In that scene, we see the complexities of Uncle Howard, a film about saving film for its inherent value: as memory-keeper, as historical landmark, as Horcrux for its creators. Thankfully, Aaron is not interested simply in recapturing his talented relative’s career and the man’s untimely death, a focus which might have made this no different than Janis: Little Girl Blue or any number of stodgy biographical docs. What Brookner and his collaborators, including Jarmusch, Hirakubo, and the cinematographers Gregg de Domenico and André Döbert, are after is a more evolved testament to the importance of preservation and protection, the arts and artists, in American culture.
Aaron smartly garnishes his own movie with this footage, some of it newly restored and all of it gorgeous. This, I feel, drives de Domenico and Döbert to shoot young Brookner and DiCillo in medium-wide shot, both filmmakers marveling at a desktop computer about the important figures Howard captured in Burroughs (Patti Smith, Frank Zappa, Laurie Anderson.) We see childlike joy and intimate sadness come out of them in this way, all in front of the footage itself. It is also, for example, why this film pays attention to the minutiae of Aaron’s search for Howard’s films, held hostage by Giorno and finally released for our gratitude and pleasure. In recent, more ham-fisted films like Tickled, the narrator’s investigative search for archival material plays for quick laughs; in Uncle Howard, it is for a more noble (and national) historical goal. After all, between Smith, Zappa, Burroughs, and Robert Wilson, we have images of four of the most important artists in the lifetime of our country; who among us does not wish to save every little piece of their archives?
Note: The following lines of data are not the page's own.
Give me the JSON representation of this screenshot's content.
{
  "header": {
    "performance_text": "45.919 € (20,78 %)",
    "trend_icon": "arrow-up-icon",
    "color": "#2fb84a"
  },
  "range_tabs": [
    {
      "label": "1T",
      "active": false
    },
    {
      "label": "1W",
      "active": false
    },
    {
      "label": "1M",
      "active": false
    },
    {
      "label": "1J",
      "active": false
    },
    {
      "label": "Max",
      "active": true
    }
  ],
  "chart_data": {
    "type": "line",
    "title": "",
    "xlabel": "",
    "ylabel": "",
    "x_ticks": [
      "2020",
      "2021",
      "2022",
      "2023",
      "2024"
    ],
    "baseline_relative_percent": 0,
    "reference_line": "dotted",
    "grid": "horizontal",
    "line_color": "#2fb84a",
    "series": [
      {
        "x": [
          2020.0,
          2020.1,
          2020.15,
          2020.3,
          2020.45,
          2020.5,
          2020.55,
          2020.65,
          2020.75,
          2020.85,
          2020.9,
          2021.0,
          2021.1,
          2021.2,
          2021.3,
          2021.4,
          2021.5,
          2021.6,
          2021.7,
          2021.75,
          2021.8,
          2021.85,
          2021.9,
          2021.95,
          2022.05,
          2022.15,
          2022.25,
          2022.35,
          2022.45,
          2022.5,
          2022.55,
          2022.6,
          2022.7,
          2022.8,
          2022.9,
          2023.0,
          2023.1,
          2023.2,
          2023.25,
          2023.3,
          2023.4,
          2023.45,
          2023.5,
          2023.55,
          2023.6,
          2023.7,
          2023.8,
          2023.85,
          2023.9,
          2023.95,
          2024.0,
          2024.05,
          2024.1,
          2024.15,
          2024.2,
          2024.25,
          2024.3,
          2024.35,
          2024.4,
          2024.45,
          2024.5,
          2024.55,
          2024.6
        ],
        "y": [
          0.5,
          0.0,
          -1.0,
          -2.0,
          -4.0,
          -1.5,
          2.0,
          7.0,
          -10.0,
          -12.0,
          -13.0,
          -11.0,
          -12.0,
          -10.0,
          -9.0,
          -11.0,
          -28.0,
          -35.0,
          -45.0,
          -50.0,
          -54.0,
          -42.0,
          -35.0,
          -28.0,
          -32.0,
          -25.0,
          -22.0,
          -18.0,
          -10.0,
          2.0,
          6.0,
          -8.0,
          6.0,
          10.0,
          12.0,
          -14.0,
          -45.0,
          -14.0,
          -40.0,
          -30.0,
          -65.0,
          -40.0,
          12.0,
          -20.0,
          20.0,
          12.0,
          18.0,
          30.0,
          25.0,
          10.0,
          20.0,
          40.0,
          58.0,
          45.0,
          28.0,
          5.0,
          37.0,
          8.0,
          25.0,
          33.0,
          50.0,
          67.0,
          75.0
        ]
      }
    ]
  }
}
That unexpected historicity and value girds the entire film, though we are far from the formalized aesthetics of Jarmusch’s or Driver’s films. Brookner does utilize interesting visual flourishes, like double-exposed shots which layer gay-bashing imagery and antique photos of 1980s New York, or the truly lovely restored Burroughs footage. But the most impressive accomplishment here is in Hirakubo’s editing, which connects multi-format film and digital film footage into a fluid, unnoticeably ever-changing movie. (Neither drastic aspect ratio jumps nor sound drop-off disturbs Uncle Howard’s pace.) Brookner himself, whose own quite independent career has taken him between fiction and documentary, prioritizes clarity over experimentation for the most part here. This is to his benefit: with its affiliations to Jarmusch and DiCillo, it earned the film premiere berths at this year’s Internationale Filmfestspiele Berlin and the Sundance Film Festival (where it was nominated for the Grand Jury Prize for Documentary.) Since then, it has toured internationally, most recently screening at the New York Film Festival this past Monday, and a more perfect venue I cannot imagine for this film.
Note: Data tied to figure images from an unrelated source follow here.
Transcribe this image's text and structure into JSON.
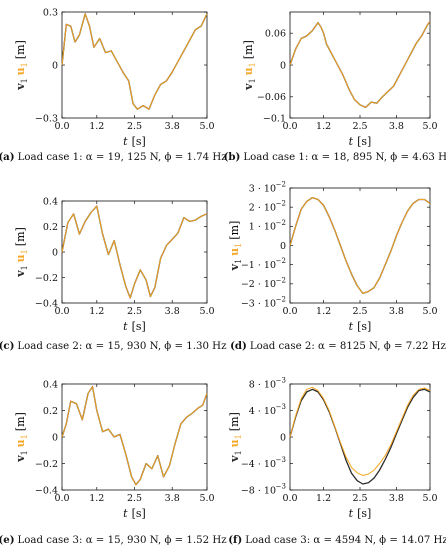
{
  "colors": {
    "v": "#2b2b2b",
    "u": "#f5a623",
    "axis": "#111111"
  },
  "legend": {
    "v_label": "v",
    "v_sub": "1",
    "u_label": "u",
    "u_sub": "1",
    "unit": "[m]"
  },
  "xaxis": {
    "label": "t",
    "unit": "[s]"
  },
  "chart_data": [
    {
      "id": "a",
      "type": "line",
      "caption_letter": "(a)",
      "caption": "Load case 1: α = 19, 125 N, ϕ = 1.74 Hz",
      "xlim": [
        0,
        5
      ],
      "ylim": [
        -0.3,
        0.3
      ],
      "xticks": [
        0.0,
        1.2,
        2.5,
        3.8,
        5.0
      ],
      "xtick_labels": [
        "0.0",
        "1.2",
        "2.5",
        "3.8",
        "5.0"
      ],
      "yticks": [
        -0.3,
        0,
        0.3
      ],
      "ytick_labels": [
        "−0.3",
        "0",
        "0.3"
      ],
      "series": [
        {
          "key": "v",
          "x": [
            0,
            0.15,
            0.3,
            0.45,
            0.6,
            0.8,
            0.95,
            1.1,
            1.3,
            1.5,
            1.7,
            1.9,
            2.1,
            2.3,
            2.45,
            2.6,
            2.8,
            3.0,
            3.2,
            3.4,
            3.6,
            3.8,
            4.0,
            4.2,
            4.4,
            4.6,
            4.8,
            5.0
          ],
          "y": [
            0.0,
            0.23,
            0.22,
            0.13,
            0.17,
            0.29,
            0.22,
            0.1,
            0.15,
            0.07,
            0.08,
            0.02,
            -0.04,
            -0.09,
            -0.22,
            -0.25,
            -0.23,
            -0.25,
            -0.17,
            -0.11,
            -0.09,
            -0.04,
            0.02,
            0.08,
            0.14,
            0.2,
            0.22,
            0.29
          ]
        },
        {
          "key": "u",
          "x": [
            0,
            0.15,
            0.3,
            0.45,
            0.6,
            0.8,
            0.95,
            1.1,
            1.3,
            1.5,
            1.7,
            1.9,
            2.1,
            2.3,
            2.45,
            2.6,
            2.8,
            3.0,
            3.2,
            3.4,
            3.6,
            3.8,
            4.0,
            4.2,
            4.4,
            4.6,
            4.8,
            5.0
          ],
          "y": [
            0.0,
            0.23,
            0.22,
            0.13,
            0.17,
            0.29,
            0.22,
            0.1,
            0.15,
            0.07,
            0.08,
            0.02,
            -0.04,
            -0.09,
            -0.22,
            -0.25,
            -0.23,
            -0.25,
            -0.17,
            -0.11,
            -0.09,
            -0.04,
            0.02,
            0.08,
            0.14,
            0.2,
            0.22,
            0.29
          ]
        }
      ]
    },
    {
      "id": "b",
      "type": "line",
      "caption_letter": "(b)",
      "caption": "Load case 1: α = 18, 895 N, ϕ = 4.63 Hz",
      "xlim": [
        0,
        5
      ],
      "ylim": [
        -0.1,
        0.1
      ],
      "xticks": [
        0.0,
        1.2,
        2.5,
        3.8,
        5.0
      ],
      "xtick_labels": [
        "0.0",
        "1.2",
        "2.5",
        "3.8",
        "5.0"
      ],
      "yticks": [
        -0.1,
        -0.06,
        0,
        0.06
      ],
      "ytick_labels": [
        "−0.1",
        "−0.06",
        "0",
        "0.06"
      ],
      "series": [
        {
          "key": "v",
          "x": [
            0,
            0.2,
            0.4,
            0.6,
            0.8,
            1.0,
            1.1,
            1.2,
            1.3,
            1.5,
            1.7,
            1.9,
            2.1,
            2.3,
            2.5,
            2.7,
            2.9,
            3.1,
            3.3,
            3.5,
            3.7,
            3.9,
            4.1,
            4.3,
            4.5,
            4.7,
            4.9,
            5.0
          ],
          "y": [
            0.0,
            0.03,
            0.05,
            0.055,
            0.065,
            0.08,
            0.072,
            0.06,
            0.04,
            0.02,
            0.0,
            -0.02,
            -0.045,
            -0.065,
            -0.075,
            -0.08,
            -0.07,
            -0.072,
            -0.06,
            -0.05,
            -0.04,
            -0.02,
            0.0,
            0.02,
            0.04,
            0.055,
            0.075,
            0.082
          ]
        },
        {
          "key": "u",
          "x": [
            0,
            0.2,
            0.4,
            0.6,
            0.8,
            1.0,
            1.1,
            1.2,
            1.3,
            1.5,
            1.7,
            1.9,
            2.1,
            2.3,
            2.5,
            2.7,
            2.9,
            3.1,
            3.3,
            3.5,
            3.7,
            3.9,
            4.1,
            4.3,
            4.5,
            4.7,
            4.9,
            5.0
          ],
          "y": [
            0.0,
            0.03,
            0.05,
            0.055,
            0.065,
            0.08,
            0.072,
            0.06,
            0.04,
            0.02,
            0.0,
            -0.02,
            -0.045,
            -0.065,
            -0.075,
            -0.08,
            -0.07,
            -0.072,
            -0.06,
            -0.05,
            -0.04,
            -0.02,
            0.0,
            0.02,
            0.04,
            0.055,
            0.075,
            0.082
          ]
        }
      ]
    },
    {
      "id": "c",
      "type": "line",
      "caption_letter": "(c)",
      "caption": "Load case 2: α = 15, 930 N, ϕ = 1.30 Hz",
      "xlim": [
        0,
        5
      ],
      "ylim": [
        -0.4,
        0.4
      ],
      "xticks": [
        0.0,
        1.2,
        2.5,
        3.8,
        5.0
      ],
      "xtick_labels": [
        "0.0",
        "1.2",
        "2.5",
        "3.8",
        "5.0"
      ],
      "yticks": [
        -0.4,
        -0.2,
        0,
        0.2,
        0.4
      ],
      "ytick_labels": [
        "−0.4",
        "−0.2",
        "0",
        "0.2",
        "0.4"
      ],
      "series": [
        {
          "key": "v",
          "x": [
            0,
            0.2,
            0.4,
            0.6,
            0.8,
            1.0,
            1.2,
            1.4,
            1.6,
            1.8,
            2.0,
            2.2,
            2.35,
            2.5,
            2.7,
            2.9,
            3.05,
            3.2,
            3.4,
            3.6,
            3.8,
            4.0,
            4.2,
            4.4,
            4.6,
            4.8,
            5.0
          ],
          "y": [
            0.0,
            0.23,
            0.3,
            0.14,
            0.24,
            0.31,
            0.36,
            0.14,
            -0.02,
            0.09,
            -0.1,
            -0.27,
            -0.36,
            -0.25,
            -0.14,
            -0.22,
            -0.35,
            -0.28,
            -0.05,
            0.05,
            0.1,
            0.15,
            0.27,
            0.24,
            0.25,
            0.28,
            0.3
          ]
        },
        {
          "key": "u",
          "x": [
            0,
            0.2,
            0.4,
            0.6,
            0.8,
            1.0,
            1.2,
            1.4,
            1.6,
            1.8,
            2.0,
            2.2,
            2.35,
            2.5,
            2.7,
            2.9,
            3.05,
            3.2,
            3.4,
            3.6,
            3.8,
            4.0,
            4.2,
            4.4,
            4.6,
            4.8,
            5.0
          ],
          "y": [
            0.0,
            0.23,
            0.3,
            0.14,
            0.24,
            0.31,
            0.36,
            0.14,
            -0.02,
            0.09,
            -0.1,
            -0.27,
            -0.36,
            -0.25,
            -0.14,
            -0.22,
            -0.35,
            -0.28,
            -0.05,
            0.05,
            0.1,
            0.15,
            0.27,
            0.24,
            0.25,
            0.28,
            0.3
          ]
        }
      ]
    },
    {
      "id": "d",
      "type": "line",
      "caption_letter": "(d)",
      "caption": "Load case 2: α = 8125 N, ϕ = 7.22 Hz",
      "xlim": [
        0,
        5
      ],
      "ylim": [
        -0.03,
        0.03
      ],
      "xticks": [
        0.0,
        1.2,
        2.5,
        3.8,
        5.0
      ],
      "xtick_labels": [
        "0.0",
        "1.2",
        "2.5",
        "3.8",
        "5.0"
      ],
      "yticks": [
        -0.03,
        -0.02,
        -0.01,
        0,
        0.01,
        0.02,
        0.03
      ],
      "ytick_labels": [
        "−3 · 10",
        "−2 · 10",
        "−1 · 10",
        "0",
        "1 · 10",
        "2 · 10",
        "3 · 10"
      ],
      "ytick_exp": "−2",
      "series": [
        {
          "key": "v",
          "x": [
            0,
            0.2,
            0.4,
            0.6,
            0.8,
            1.0,
            1.2,
            1.4,
            1.6,
            1.8,
            2.0,
            2.2,
            2.4,
            2.6,
            2.8,
            3.0,
            3.2,
            3.4,
            3.6,
            3.8,
            4.0,
            4.2,
            4.4,
            4.6,
            4.8,
            5.0
          ],
          "y": [
            0.0,
            0.01,
            0.019,
            0.023,
            0.025,
            0.024,
            0.021,
            0.015,
            0.008,
            0.0,
            -0.008,
            -0.015,
            -0.021,
            -0.025,
            -0.024,
            -0.022,
            -0.017,
            -0.01,
            -0.003,
            0.005,
            0.012,
            0.018,
            0.022,
            0.024,
            0.024,
            0.022
          ]
        },
        {
          "key": "u",
          "x": [
            0,
            0.2,
            0.4,
            0.6,
            0.8,
            1.0,
            1.2,
            1.4,
            1.6,
            1.8,
            2.0,
            2.2,
            2.4,
            2.6,
            2.8,
            3.0,
            3.2,
            3.4,
            3.6,
            3.8,
            4.0,
            4.2,
            4.4,
            4.6,
            4.8,
            5.0
          ],
          "y": [
            0.0,
            0.01,
            0.019,
            0.023,
            0.025,
            0.024,
            0.021,
            0.015,
            0.008,
            0.0,
            -0.008,
            -0.015,
            -0.021,
            -0.025,
            -0.024,
            -0.022,
            -0.017,
            -0.01,
            -0.003,
            0.005,
            0.012,
            0.018,
            0.022,
            0.024,
            0.024,
            0.022
          ]
        }
      ]
    },
    {
      "id": "e",
      "type": "line",
      "caption_letter": "(e)",
      "caption": "Load case 3: α = 15, 930 N, ϕ = 1.52 Hz",
      "xlim": [
        0,
        5
      ],
      "ylim": [
        -0.4,
        0.4
      ],
      "xticks": [
        0.0,
        1.2,
        2.5,
        3.8,
        5.0
      ],
      "xtick_labels": [
        "0.0",
        "1.2",
        "2.5",
        "3.8",
        "5.0"
      ],
      "yticks": [
        -0.4,
        -0.2,
        0,
        0.2,
        0.4
      ],
      "ytick_labels": [
        "−0.4",
        "−0.2",
        "0",
        "0.2",
        "0.4"
      ],
      "series": [
        {
          "key": "v",
          "x": [
            0,
            0.15,
            0.3,
            0.5,
            0.7,
            0.9,
            1.05,
            1.2,
            1.4,
            1.6,
            1.8,
            2.0,
            2.2,
            2.4,
            2.55,
            2.7,
            2.9,
            3.1,
            3.3,
            3.5,
            3.7,
            3.9,
            4.1,
            4.3,
            4.5,
            4.7,
            4.85,
            5.0
          ],
          "y": [
            0.0,
            0.1,
            0.27,
            0.25,
            0.13,
            0.33,
            0.38,
            0.2,
            0.04,
            0.06,
            0.0,
            0.02,
            -0.13,
            -0.3,
            -0.36,
            -0.32,
            -0.2,
            -0.24,
            -0.14,
            -0.3,
            -0.22,
            -0.05,
            0.1,
            0.15,
            0.18,
            0.22,
            0.24,
            0.33
          ]
        },
        {
          "key": "u",
          "x": [
            0,
            0.15,
            0.3,
            0.5,
            0.7,
            0.9,
            1.05,
            1.2,
            1.4,
            1.6,
            1.8,
            2.0,
            2.2,
            2.4,
            2.55,
            2.7,
            2.9,
            3.1,
            3.3,
            3.5,
            3.7,
            3.9,
            4.1,
            4.3,
            4.5,
            4.7,
            4.85,
            5.0
          ],
          "y": [
            0.0,
            0.1,
            0.27,
            0.25,
            0.13,
            0.33,
            0.38,
            0.2,
            0.04,
            0.06,
            0.0,
            0.02,
            -0.13,
            -0.3,
            -0.36,
            -0.32,
            -0.2,
            -0.24,
            -0.14,
            -0.3,
            -0.22,
            -0.05,
            0.1,
            0.15,
            0.18,
            0.22,
            0.24,
            0.33
          ]
        }
      ]
    },
    {
      "id": "f",
      "type": "line",
      "caption_letter": "(f)",
      "caption": "Load case 3: α = 4594 N, ϕ = 14.07 Hz",
      "xlim": [
        0,
        5
      ],
      "ylim": [
        -0.008,
        0.008
      ],
      "xticks": [
        0.0,
        1.2,
        2.5,
        3.8,
        5.0
      ],
      "xtick_labels": [
        "0.0",
        "1.2",
        "2.5",
        "3.8",
        "5.0"
      ],
      "yticks": [
        -0.008,
        -0.004,
        0,
        0.004,
        0.008
      ],
      "ytick_labels": [
        "−8 · 10",
        "−4 · 10",
        "0",
        "4 · 10",
        "8 · 10"
      ],
      "ytick_exp": "−3",
      "series": [
        {
          "key": "v",
          "x": [
            0,
            0.2,
            0.4,
            0.6,
            0.8,
            1.0,
            1.2,
            1.4,
            1.6,
            1.8,
            2.0,
            2.2,
            2.4,
            2.6,
            2.8,
            3.0,
            3.2,
            3.4,
            3.6,
            3.8,
            4.0,
            4.2,
            4.4,
            4.6,
            4.8,
            5.0
          ],
          "y": [
            0.0,
            0.003,
            0.0055,
            0.0068,
            0.0072,
            0.0068,
            0.0056,
            0.0038,
            0.0015,
            -0.001,
            -0.0035,
            -0.0055,
            -0.0066,
            -0.0071,
            -0.0069,
            -0.0062,
            -0.005,
            -0.0034,
            -0.0016,
            0.0005,
            0.0025,
            0.0045,
            0.006,
            0.007,
            0.0072,
            0.0068
          ]
        },
        {
          "key": "u",
          "x": [
            0,
            0.2,
            0.4,
            0.6,
            0.8,
            1.0,
            1.2,
            1.4,
            1.6,
            1.8,
            2.0,
            2.2,
            2.4,
            2.6,
            2.8,
            3.0,
            3.2,
            3.4,
            3.6,
            3.8,
            4.0,
            4.2,
            4.4,
            4.6,
            4.8,
            5.0
          ],
          "y": [
            0.0,
            0.0032,
            0.0058,
            0.0072,
            0.0075,
            0.007,
            0.0058,
            0.004,
            0.0016,
            -0.0008,
            -0.003,
            -0.0046,
            -0.0054,
            -0.0058,
            -0.0056,
            -0.005,
            -0.004,
            -0.0028,
            -0.0012,
            0.0008,
            0.0028,
            0.0048,
            0.0063,
            0.0072,
            0.0074,
            0.007
          ]
        }
      ]
    }
  ]
}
The only question that remains is where this documentary, which awaits a theatrical release date, goes now: straight to the pile of ephemera on Netflix? Perhaps into a university’s archive? Or will Aaron, like his uncle, disappear unfairly into the black hole of lost independent cinema? One can only pray that the influence of Jarmusch, whose films are themselves among the most wonderful in history, can keep the Brookners’ collective work somehow alive. We need it.